Configuring HTTP Header Security Filter
HTTP Header Security Filter settings are part of the Apache Tomcat configuration and by default, the HTTP Header Security Filter is disabled.
In some cases, it is necessary to prevent the possibility of Panopticon being loaded inside an iframe of a web page that is running on a different server. If a web application can be loaded in any iframe, it can become a target of a clickjacking attack. A web application that allows loading into an iframe is said to give a frameable response. The HTTP Header Security Filter can also be used for enabling HTTP Strict Transport Security and Cross-Site Scripting protection.
To enable a HTTP Header Security Filter in Apache Tomcat, select one of the following:
q To create a filter that applies to all web applications running on the same Tomcat server, configure the filter in the file $CATALINA_BASE/conf/web.xml.
q To create a filter that applies to Panopticon only, configure the filter in the file $CATALINA_BASE/webapps/panopticon/WEB-INF/web.xml.
Apache Tomcat 9.0 documentation is available on https://tomcat.apache.org/tomcat-9.0-doc/config/filter.html#HTTP_Header_Security_Filter
The filter class name is org.apache.catalina.filters.HttpHeaderSecurityFilter and in the default $CATALINA_BASE/conf/web.xml, you will find a commented-out filter of this kind by searching for that filter class name. It has a filter-name which is httpHeaderSecurity.
In addition to the filter configuration, mapping must also be enabled for the filter. The default $CATALINA_BASE/conf/web.xml contains a commented-out filter mapping for the filter-name httpHeaderSecurity.
· The filter and the filter mapping must match by the filter-name.
· Filter mapping comes after the filter definition.
· By simply de-commenting the filter named httpHeaderSecurity and the filter mapping for the same filter-name, and then restarting Tomcat, you will enable a HTTP Header Security Filter where:
o The parameter hstsEnabled is applied with a default value true.
o The parameter hstsMaxAgeSeconds is applied with a default value 0.
o The parameter hstsIncludeSubDomains is applied with a default value false.
o The parameter hstsPreload is applied with a default value false.

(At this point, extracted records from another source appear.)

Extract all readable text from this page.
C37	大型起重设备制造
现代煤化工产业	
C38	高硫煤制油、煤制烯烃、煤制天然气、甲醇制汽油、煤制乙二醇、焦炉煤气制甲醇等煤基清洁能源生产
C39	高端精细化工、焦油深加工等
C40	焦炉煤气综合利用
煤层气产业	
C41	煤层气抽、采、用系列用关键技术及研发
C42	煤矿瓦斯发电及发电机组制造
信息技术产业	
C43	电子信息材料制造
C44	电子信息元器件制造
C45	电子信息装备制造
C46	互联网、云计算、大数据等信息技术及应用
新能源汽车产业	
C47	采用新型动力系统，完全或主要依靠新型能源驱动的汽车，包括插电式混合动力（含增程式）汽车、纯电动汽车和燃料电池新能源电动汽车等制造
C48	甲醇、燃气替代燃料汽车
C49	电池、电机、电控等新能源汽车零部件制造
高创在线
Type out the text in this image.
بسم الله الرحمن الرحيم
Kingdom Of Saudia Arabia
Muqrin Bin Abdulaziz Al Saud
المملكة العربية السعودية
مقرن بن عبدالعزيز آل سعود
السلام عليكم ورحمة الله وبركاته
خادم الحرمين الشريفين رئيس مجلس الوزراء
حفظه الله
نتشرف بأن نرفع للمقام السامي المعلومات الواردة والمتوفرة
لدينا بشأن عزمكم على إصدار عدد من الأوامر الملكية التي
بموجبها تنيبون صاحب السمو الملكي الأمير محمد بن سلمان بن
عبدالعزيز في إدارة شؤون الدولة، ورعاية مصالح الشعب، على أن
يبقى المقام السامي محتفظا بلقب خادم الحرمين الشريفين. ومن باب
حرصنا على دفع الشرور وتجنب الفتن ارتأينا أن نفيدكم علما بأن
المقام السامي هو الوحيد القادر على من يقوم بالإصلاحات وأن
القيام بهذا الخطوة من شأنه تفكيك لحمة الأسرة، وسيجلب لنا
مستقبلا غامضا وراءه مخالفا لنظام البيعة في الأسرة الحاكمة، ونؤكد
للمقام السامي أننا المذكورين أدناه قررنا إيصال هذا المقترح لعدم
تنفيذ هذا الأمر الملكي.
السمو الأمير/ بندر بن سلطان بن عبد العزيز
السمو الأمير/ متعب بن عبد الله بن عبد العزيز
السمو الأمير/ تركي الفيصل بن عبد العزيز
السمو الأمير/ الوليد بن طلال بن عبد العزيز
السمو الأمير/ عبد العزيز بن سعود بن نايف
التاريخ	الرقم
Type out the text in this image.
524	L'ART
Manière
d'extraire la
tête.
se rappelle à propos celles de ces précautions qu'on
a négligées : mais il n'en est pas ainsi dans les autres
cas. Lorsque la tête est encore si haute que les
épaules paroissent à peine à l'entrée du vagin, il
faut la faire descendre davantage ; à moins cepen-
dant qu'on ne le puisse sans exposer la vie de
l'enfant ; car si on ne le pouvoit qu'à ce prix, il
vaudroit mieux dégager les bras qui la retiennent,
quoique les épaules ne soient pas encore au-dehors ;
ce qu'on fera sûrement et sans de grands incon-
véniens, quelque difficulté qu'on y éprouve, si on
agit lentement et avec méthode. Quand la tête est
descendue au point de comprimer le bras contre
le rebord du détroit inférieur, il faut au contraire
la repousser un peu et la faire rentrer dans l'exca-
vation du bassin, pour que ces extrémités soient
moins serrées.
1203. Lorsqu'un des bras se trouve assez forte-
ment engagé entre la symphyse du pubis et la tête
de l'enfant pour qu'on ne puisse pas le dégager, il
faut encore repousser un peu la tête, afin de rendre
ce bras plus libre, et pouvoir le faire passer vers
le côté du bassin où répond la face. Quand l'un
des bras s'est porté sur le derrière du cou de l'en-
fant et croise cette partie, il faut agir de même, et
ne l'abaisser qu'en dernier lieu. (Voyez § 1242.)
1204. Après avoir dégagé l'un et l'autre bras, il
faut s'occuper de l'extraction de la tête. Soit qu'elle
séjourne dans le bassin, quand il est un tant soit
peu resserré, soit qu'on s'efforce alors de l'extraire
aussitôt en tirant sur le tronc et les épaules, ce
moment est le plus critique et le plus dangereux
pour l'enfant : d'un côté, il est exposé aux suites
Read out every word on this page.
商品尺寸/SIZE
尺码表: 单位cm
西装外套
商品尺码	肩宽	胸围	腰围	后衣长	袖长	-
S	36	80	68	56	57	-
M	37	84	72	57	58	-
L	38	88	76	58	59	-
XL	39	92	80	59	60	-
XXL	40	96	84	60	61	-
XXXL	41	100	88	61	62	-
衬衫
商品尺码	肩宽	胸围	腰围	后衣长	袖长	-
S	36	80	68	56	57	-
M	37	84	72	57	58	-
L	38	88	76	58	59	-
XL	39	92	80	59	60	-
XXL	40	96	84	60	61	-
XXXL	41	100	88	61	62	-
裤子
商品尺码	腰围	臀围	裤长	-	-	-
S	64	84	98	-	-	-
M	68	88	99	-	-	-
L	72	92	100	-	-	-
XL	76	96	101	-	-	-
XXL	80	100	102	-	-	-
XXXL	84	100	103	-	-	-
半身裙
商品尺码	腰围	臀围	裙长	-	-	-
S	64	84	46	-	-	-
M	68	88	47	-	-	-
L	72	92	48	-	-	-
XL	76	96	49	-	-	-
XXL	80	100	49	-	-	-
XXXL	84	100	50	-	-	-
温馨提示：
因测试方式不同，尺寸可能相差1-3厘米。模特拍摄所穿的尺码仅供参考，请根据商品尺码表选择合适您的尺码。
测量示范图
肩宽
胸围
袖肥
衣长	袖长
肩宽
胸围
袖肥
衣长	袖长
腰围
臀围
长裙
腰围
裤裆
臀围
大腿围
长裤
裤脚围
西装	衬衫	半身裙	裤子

o The parameter antiClickJackingEnabled is applied with a default value true.
o The parameter antiClickJackingOption is applied with a default value DENY.
o The parameter blockContentTypeSniffingEnabled is applied with a default value true.
o The parameter xssProtectionEnabled is applied with a default value true.
o The filter-mapping applies to all URLs on the server.